# Lava Rock Vinegar Test



## otter (Aug 10, 2012)

Hello fellow fish keepers!

I recently went on a road trip through the desert and I noticed that there were lots of old lava flows that had lots of really nice rocks! I picked a whole bunch up for future use making a little waterfall in one of my nano tanks, but I did notice that these rocks were composed of a few different colors although most of the ones I want to use are black (Some had red, I'm assuming iron deposits?).

To make sure that these were tank safe, I did a vinegar test on the rocks that were more or less black overall (No iron) and it did bubble a little bit, but these rocks are very porous. and I am thinking that the reason it was bubbling was because there are so many air pockets from the formation of the rock, that this is what was causing it to bubble, not the actual elements in the rock. 

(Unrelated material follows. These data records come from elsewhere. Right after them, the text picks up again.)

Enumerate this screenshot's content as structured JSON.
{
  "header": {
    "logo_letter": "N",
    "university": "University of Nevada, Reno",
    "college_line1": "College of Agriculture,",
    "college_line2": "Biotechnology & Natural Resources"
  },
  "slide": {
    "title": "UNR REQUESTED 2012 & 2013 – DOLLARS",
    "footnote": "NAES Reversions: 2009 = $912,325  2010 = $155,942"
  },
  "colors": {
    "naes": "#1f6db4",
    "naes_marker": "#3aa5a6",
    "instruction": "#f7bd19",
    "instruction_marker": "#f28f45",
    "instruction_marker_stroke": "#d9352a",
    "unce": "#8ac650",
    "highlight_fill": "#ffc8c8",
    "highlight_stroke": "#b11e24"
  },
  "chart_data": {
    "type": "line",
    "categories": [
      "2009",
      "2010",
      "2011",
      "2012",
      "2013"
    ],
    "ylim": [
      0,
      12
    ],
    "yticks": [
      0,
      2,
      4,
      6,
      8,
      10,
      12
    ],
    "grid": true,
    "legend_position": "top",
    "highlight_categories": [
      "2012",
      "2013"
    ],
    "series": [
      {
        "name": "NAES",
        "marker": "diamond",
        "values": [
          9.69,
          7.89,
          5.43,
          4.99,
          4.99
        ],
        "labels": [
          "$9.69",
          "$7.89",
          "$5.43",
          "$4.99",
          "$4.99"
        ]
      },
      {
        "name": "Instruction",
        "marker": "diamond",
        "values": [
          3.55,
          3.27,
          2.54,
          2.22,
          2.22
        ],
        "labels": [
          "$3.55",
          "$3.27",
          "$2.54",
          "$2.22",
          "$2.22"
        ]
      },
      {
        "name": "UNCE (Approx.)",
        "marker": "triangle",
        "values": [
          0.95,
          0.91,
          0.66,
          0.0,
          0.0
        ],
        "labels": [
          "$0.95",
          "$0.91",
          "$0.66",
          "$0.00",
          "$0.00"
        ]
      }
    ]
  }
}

I am wondering if anyone else has experience with lava rocks because they seem like they are mostly basalt, but they still bubble. Maybe they are bubbling because the air pockets are being replaced with liquid and the air is coming up and causing the bubbles?
I will probably put them in a neutral water for a few days and then check back to see if the rocks have raised the PH, but if not, let me know what you think.
Safe or not safe? I will also be keeping more acidic/soft water fishes in the tank, but I will also be adding peat moss if I do use the rocks, so maybe the PH will even out?

Thanks, 
Any help is appreciated.


----------



## lilnaugrim (Mar 27, 2013)

I believe it's just due to the air pockets within the Bassalt. I've seen many use Lava Rock before without a hitch, though it's often not recommend with Betta's because it can snag their fins easily. According to this thread, they are safe: http://www.bettafish.com/showthread.php?t=477970


----------



## otter (Aug 10, 2012)

Thanks for your reply!! That article was very helpful! I am testing the rock to see if it changes the water chemistry at all with RO water, and hopefully, it will not, and the fizzing is just the air pockets. I am super excited for this water fall-- I will probably do some sparkling gourami ^-^


----------



## lilnaugrim (Mar 27, 2013)

Ah fantastic! I love Sparkler's! Bred them a while back and just gave the rest of my fry to another guy in my fish club that wanted some but couldn't find any! Mine were much bigger than you'd see in store and were fearless; they were absolutely fantastic! May I suggest a moderately to heavily planted tank either live or silk plants won't matter but the Sparkling Gouramis truly appreciate live floating plants to stake out territories in! The males will spar with each other and create a clicking noise, it's too adorable! Actually, I miss that quite a bit. It's a shame I can't have a tank with a bunch of Sparkling, Croaking, Honey, Chocolate, Samurai, and Pearl Gourami all mixed into one haha--but that's impossible; I'd end up with dead fishes!!


----------